В это же время третий возница, вислоухий парень в залатанных сермяжных штанах и холщовой рубахе, посланный за казачьими пожитками, выносил из дома Ульяны казачьи седла, другую казачью рухлядишку – повстинки, старые зипуны, ружья – и укладывал их на свою крепко потрепанную колымагу.

– Куда повезешь казачьи седла? – спросила, выбежав, Ульяна. – Я тебя знаю, тебя Семкой зовут.

– Не велено говорить, – ответил возница. – Кнутами забьют меня до смерти. Рад бы…

– Да ты пиво пьешь?

Возница засмеялся:

– Пиво? Ежели оно хмелем в голову бьет – не пью.

Они вместе вернулись в сени.

– А мед янтарный ты пивал с царских столов? – спросила Ульяна.

– Мед? Нет, не пивал.

– А хочешь? – хитро подмигнув, спросила она.

– Ну, ежли не врешь, налей!.. Едино помирать. Погибель, сказывают, пришла от тех казаков.
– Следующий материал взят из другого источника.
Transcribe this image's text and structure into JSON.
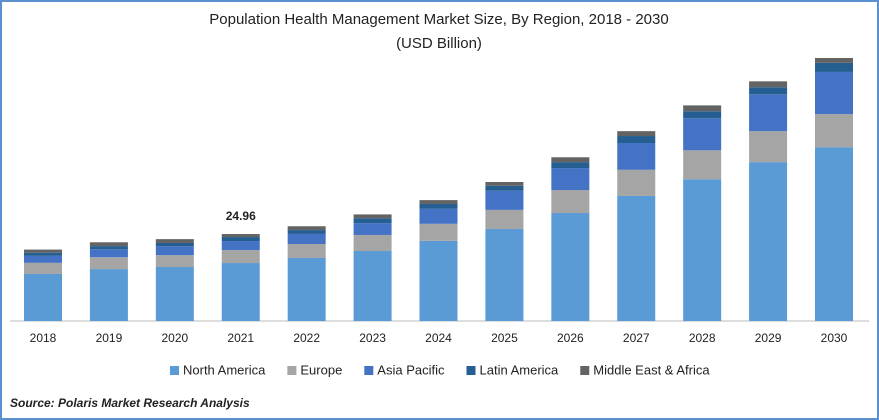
{
  "chart_data": {
    "type": "stacked_bar",
    "title": "Population Health Management Market Size, By Region, 2018 - 2030",
    "subtitle": "(USD Billion)",
    "categories": [
      "2018",
      "2019",
      "2020",
      "2021",
      "2022",
      "2023",
      "2024",
      "2025",
      "2026",
      "2027",
      "2028",
      "2029",
      "2030"
    ],
    "series": [
      {
        "name": "North America",
        "color": "#5b9bd5",
        "values": [
          13.5,
          14.9,
          15.5,
          16.64,
          18.1,
          20.1,
          23.0,
          26.4,
          31.0,
          35.9,
          40.7,
          45.6,
          49.9
        ]
      },
      {
        "name": "Europe",
        "color": "#a5a5a5",
        "values": [
          3.2,
          3.4,
          3.4,
          3.73,
          4.0,
          4.6,
          4.9,
          5.5,
          6.6,
          7.5,
          8.3,
          8.9,
          9.5
        ]
      },
      {
        "name": "Asia Pacific",
        "color": "#4472c4",
        "values": [
          2.0,
          2.3,
          2.6,
          2.58,
          2.9,
          3.4,
          4.3,
          5.5,
          6.3,
          7.7,
          9.2,
          10.6,
          12.1
        ]
      },
      {
        "name": "Latin America",
        "color": "#255e91",
        "values": [
          0.9,
          0.9,
          0.9,
          1.15,
          1.1,
          1.4,
          1.4,
          1.4,
          1.7,
          2.0,
          2.0,
          2.0,
          2.6
        ]
      },
      {
        "name": "Middle East & Africa",
        "color": "#636363",
        "values": [
          0.9,
          1.1,
          1.1,
          0.86,
          1.1,
          1.1,
          1.1,
          1.1,
          1.4,
          1.4,
          1.7,
          1.7,
          1.4
        ]
      }
    ],
    "annotations": [
      {
        "x": "2021",
        "value": 24.96
      }
    ],
    "source": "Source: Polaris Market Research Analysis"
  }
}
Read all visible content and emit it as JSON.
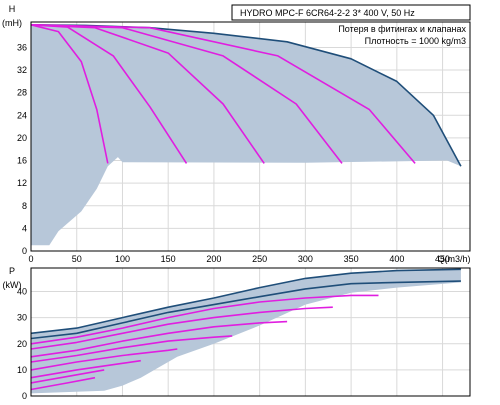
{
  "colors": {
    "grid": "#d9d9d9",
    "area": "#b7c7d9",
    "head_curve": "#1f4e79",
    "system_curve": "#e01ee0",
    "frame": "#000000"
  },
  "chart_data": [
    {
      "type": "area",
      "id": "head",
      "title_lines": [
        "HYDRO MPC-F 6CR64-2-2   3* 400 V, 50 Hz",
        "Потеря в фитингах и клапанах",
        "Плотность = 1000 kg/m3"
      ],
      "ylabel_lines": [
        "H",
        "(mH)"
      ],
      "xlabel": "Q(m3/h)",
      "xlim": [
        0,
        480
      ],
      "ylim": [
        0,
        40.5
      ],
      "xticks": [
        0,
        50,
        100,
        150,
        200,
        250,
        300,
        350,
        400,
        450
      ],
      "yticks": [
        0,
        4,
        8,
        12,
        16,
        20,
        24,
        28,
        32,
        36
      ],
      "grid": true,
      "operating_area": [
        [
          0,
          40
        ],
        [
          60,
          39.9
        ],
        [
          130,
          39.5
        ],
        [
          200,
          38.5
        ],
        [
          280,
          37
        ],
        [
          350,
          34
        ],
        [
          400,
          30
        ],
        [
          440,
          24
        ],
        [
          470,
          15
        ],
        [
          455,
          16
        ],
        [
          300,
          15.6
        ],
        [
          100,
          15.7
        ],
        [
          95,
          16.6
        ],
        [
          84,
          15
        ],
        [
          72,
          11
        ],
        [
          55,
          7
        ],
        [
          30,
          3.5
        ],
        [
          20,
          1
        ],
        [
          0,
          1
        ]
      ],
      "series": [
        {
          "role": "max-curve",
          "x": [
            0,
            60,
            130,
            200,
            280,
            350,
            400,
            440,
            470
          ],
          "y": [
            40,
            39.9,
            39.5,
            38.5,
            37,
            34,
            30,
            24,
            15
          ]
        },
        {
          "role": "system",
          "x": [
            0,
            30,
            55,
            72,
            84
          ],
          "y": [
            40,
            38.8,
            33.5,
            25,
            15.5
          ]
        },
        {
          "role": "system",
          "x": [
            0,
            40,
            90,
            130,
            170
          ],
          "y": [
            40,
            39.6,
            34.5,
            25.5,
            15.5
          ]
        },
        {
          "role": "system",
          "x": [
            0,
            70,
            150,
            210,
            255
          ],
          "y": [
            40,
            39.5,
            35,
            26,
            15.5
          ]
        },
        {
          "role": "system",
          "x": [
            0,
            100,
            210,
            290,
            340
          ],
          "y": [
            40,
            39.5,
            34.5,
            26,
            15.5
          ]
        },
        {
          "role": "system",
          "x": [
            0,
            130,
            270,
            370,
            420
          ],
          "y": [
            40,
            39.5,
            34.5,
            25,
            15.5
          ]
        }
      ]
    },
    {
      "type": "area",
      "id": "power",
      "ylabel_lines": [
        "P",
        "(kW)"
      ],
      "xlim": [
        0,
        480
      ],
      "ylim": [
        0,
        49
      ],
      "yticks": [
        0,
        10,
        20,
        30,
        40
      ],
      "grid": true,
      "operating_area": [
        [
          0,
          24
        ],
        [
          50,
          26
        ],
        [
          100,
          30
        ],
        [
          150,
          34
        ],
        [
          200,
          37.5
        ],
        [
          250,
          41.5
        ],
        [
          300,
          45
        ],
        [
          350,
          47
        ],
        [
          400,
          48
        ],
        [
          470,
          48.5
        ],
        [
          470,
          43.5
        ],
        [
          400,
          41.5
        ],
        [
          350,
          39.5
        ],
        [
          300,
          35
        ],
        [
          250,
          27
        ],
        [
          200,
          20
        ],
        [
          160,
          15
        ],
        [
          140,
          11
        ],
        [
          120,
          7
        ],
        [
          100,
          4
        ],
        [
          80,
          2
        ],
        [
          0,
          1
        ]
      ],
      "series": [
        {
          "role": "max-curve",
          "x": [
            0,
            50,
            100,
            150,
            200,
            250,
            300,
            350,
            400,
            470
          ],
          "y": [
            24,
            26,
            30,
            34,
            37.5,
            41.5,
            45,
            47,
            48,
            48.5
          ]
        },
        {
          "role": "max-curve",
          "x": [
            0,
            50,
            100,
            150,
            200,
            250,
            300,
            350,
            400,
            470
          ],
          "y": [
            22,
            24,
            28,
            32,
            35,
            38,
            41,
            43,
            43.5,
            44
          ]
        },
        {
          "role": "system",
          "x": [
            0,
            50,
            100,
            150,
            200,
            250,
            300,
            350,
            380
          ],
          "y": [
            20,
            22.5,
            26,
            30,
            33.5,
            36,
            37.5,
            38.5,
            38.5
          ]
        },
        {
          "role": "system",
          "x": [
            0,
            50,
            100,
            150,
            200,
            250,
            300,
            330
          ],
          "y": [
            18,
            20.5,
            24,
            27.5,
            30,
            32,
            33.5,
            34
          ]
        },
        {
          "role": "system",
          "x": [
            0,
            50,
            100,
            150,
            200,
            250,
            280
          ],
          "y": [
            15,
            17.5,
            21,
            24,
            26.5,
            28,
            28.5
          ]
        },
        {
          "role": "system",
          "x": [
            0,
            50,
            100,
            150,
            200,
            220
          ],
          "y": [
            13,
            15.5,
            18.5,
            21,
            22.5,
            23
          ]
        },
        {
          "role": "system",
          "x": [
            0,
            50,
            100,
            150,
            160
          ],
          "y": [
            10,
            13,
            15.5,
            17.5,
            18
          ]
        },
        {
          "role": "system",
          "x": [
            0,
            50,
            100,
            120
          ],
          "y": [
            7,
            10,
            12.5,
            13.5
          ]
        },
        {
          "role": "system",
          "x": [
            0,
            40,
            80
          ],
          "y": [
            5,
            7.5,
            10
          ]
        },
        {
          "role": "system",
          "x": [
            0,
            40,
            70
          ],
          "y": [
            2.5,
            5,
            7
          ]
        }
      ]
    }
  ]
}
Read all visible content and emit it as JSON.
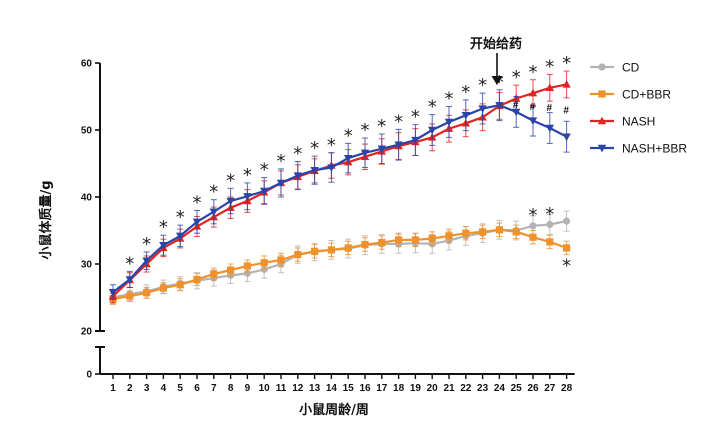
{
  "chart_data": {
    "type": "line",
    "xlabel": "小鼠周龄/周",
    "ylabel": "小鼠体质量/g",
    "x": [
      1,
      2,
      3,
      4,
      5,
      6,
      7,
      8,
      9,
      10,
      11,
      12,
      13,
      14,
      15,
      16,
      17,
      18,
      19,
      20,
      21,
      22,
      23,
      24,
      25,
      26,
      27,
      28
    ],
    "y_ticks": [
      0,
      20,
      30,
      40,
      50,
      60
    ],
    "ylim_upper": [
      20,
      60
    ],
    "ylim_lower": [
      0,
      0
    ],
    "axis_break": true,
    "grid": false,
    "legend_position": "right",
    "annotation": {
      "text": "开始给药",
      "x": 24
    },
    "series": [
      {
        "name": "CD",
        "color": "#b3b3b3",
        "marker": "circle",
        "values": [
          25.0,
          25.5,
          25.9,
          26.6,
          27.1,
          27.5,
          27.9,
          28.3,
          28.6,
          29.2,
          30.0,
          31.4,
          31.8,
          32.1,
          32.3,
          32.8,
          33.0,
          33.0,
          33.1,
          33.0,
          33.5,
          34.2,
          34.6,
          35.1,
          35.0,
          35.7,
          35.9,
          36.4
        ],
        "errors": [
          1.0,
          1.0,
          1.0,
          1.0,
          1.0,
          1.2,
          1.2,
          1.2,
          1.2,
          1.3,
          1.3,
          1.3,
          1.3,
          1.4,
          1.4,
          1.4,
          1.4,
          1.4,
          1.4,
          1.4,
          1.4,
          1.4,
          1.4,
          1.4,
          1.4,
          1.5,
          1.5,
          1.5
        ]
      },
      {
        "name": "CD+BBR",
        "color": "#f0922b",
        "marker": "square",
        "values": [
          24.8,
          25.2,
          25.7,
          26.4,
          26.9,
          27.7,
          28.5,
          29.1,
          29.7,
          30.2,
          30.6,
          31.4,
          31.9,
          32.1,
          32.4,
          32.9,
          33.2,
          33.6,
          33.6,
          33.8,
          34.2,
          34.6,
          34.8,
          35.1,
          34.8,
          34.0,
          33.3,
          32.4
        ],
        "errors": [
          0.8,
          0.8,
          0.8,
          0.8,
          0.9,
          0.9,
          0.9,
          0.9,
          0.9,
          1.0,
          1.0,
          1.0,
          1.0,
          1.0,
          1.0,
          1.0,
          1.0,
          1.0,
          1.0,
          1.0,
          1.0,
          1.0,
          1.0,
          1.0,
          1.0,
          1.0,
          1.0,
          1.0
        ]
      },
      {
        "name": "NASH",
        "color": "#e02323",
        "marker": "triangle-up",
        "values": [
          25.2,
          27.6,
          30.0,
          32.4,
          33.8,
          35.6,
          37.0,
          38.4,
          39.4,
          40.7,
          42.1,
          43.0,
          43.9,
          44.7,
          45.2,
          46.0,
          46.8,
          47.6,
          48.2,
          48.9,
          50.2,
          51.0,
          51.9,
          53.6,
          54.7,
          55.5,
          56.3,
          56.8
        ],
        "errors": [
          1.0,
          1.1,
          1.2,
          1.3,
          1.4,
          1.5,
          1.5,
          1.6,
          1.7,
          1.7,
          1.8,
          1.8,
          1.8,
          1.9,
          1.9,
          1.9,
          1.9,
          2.0,
          2.0,
          2.0,
          2.0,
          2.0,
          2.0,
          2.0,
          2.0,
          2.0,
          2.0,
          2.0
        ]
      },
      {
        "name": "NASH+BBR",
        "color": "#2a45a8",
        "marker": "triangle-down",
        "values": [
          25.8,
          27.7,
          30.5,
          32.8,
          34.2,
          36.3,
          37.8,
          39.4,
          40.1,
          40.9,
          42.1,
          43.2,
          44.0,
          44.4,
          45.8,
          46.6,
          47.2,
          47.8,
          48.5,
          50.0,
          51.2,
          52.2,
          53.2,
          53.7,
          52.7,
          51.4,
          50.3,
          49.0
        ],
        "errors": [
          1.1,
          1.2,
          1.3,
          1.5,
          1.6,
          1.7,
          1.8,
          1.9,
          2.0,
          2.0,
          2.1,
          2.1,
          2.1,
          2.2,
          2.2,
          2.2,
          2.2,
          2.3,
          2.3,
          2.3,
          2.3,
          2.3,
          2.3,
          2.3,
          2.3,
          2.3,
          2.3,
          2.3
        ]
      }
    ],
    "significance": {
      "nash_star_weeks": [
        2,
        3,
        4,
        5,
        6,
        7,
        8,
        9,
        10,
        11,
        12,
        13,
        14,
        15,
        16,
        17,
        18,
        19,
        20,
        21,
        22,
        23,
        24,
        25,
        26,
        27,
        28
      ],
      "nash_star_symbol": "*",
      "hash_weeks": [
        25,
        26,
        27,
        28
      ],
      "hash_symbol": "#",
      "cd_star_weeks": [
        26,
        27,
        28
      ],
      "cd_star_symbol": "*"
    }
  }
}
Ульяна налила белолобому кудрявому вознице две кружки злого, хмельного пива и кружку янтарного меду.

– Пей, мой кудрявенький, – просила Ульяна и положила в миску, стоявшую на столе, кусок гуся.

Детина пил и быстро хмелел:

– Ой, Улька, бьет крепко в голову! Мне ныне и не добраться до Посольского, приказу…

– А к спеху ли в приказ? – смеялась Ульяна.

– Коли бы не к спеху, то пил бы еще. Уж больно сладко. Ну и девка ты, глазами тебя не обхватишь, – кровь горит… Вот казаков-разбойников отправим на Белоозеро, и я к тебе приду… Налей-ка вот чарочку одну, боярочку!.. Ты что ж стоишь закручинившись? Аль жал­ко их тебе?

– На Белоозеро? – прошептала она не вдруг и села без сил возле Семки…

Колокола в Москве гудели тревожно. И дождь за окнами не переставая лил и лил.

– На Белоозеро сослали казаков? – переспросила Ульяна.

– На Белоозеро! – ответил Семка. – Стрельцы да пристав доставят их. А там – в тюрьму.

– А пристав кто?

– Да кто же у нас всех боле приставляется к злодеям важным? Известно, Савва Языков!

– Давно ль сослали казаков?

– Да только что свезли из Белагорода. Атаман у них что князь какой: сидит, молчит, разбойник! Да четыре казака сосланы с ним. На двух подводах вывезли… Но токмо им не уехать ныне на Белоозеро: дороги все водой залило.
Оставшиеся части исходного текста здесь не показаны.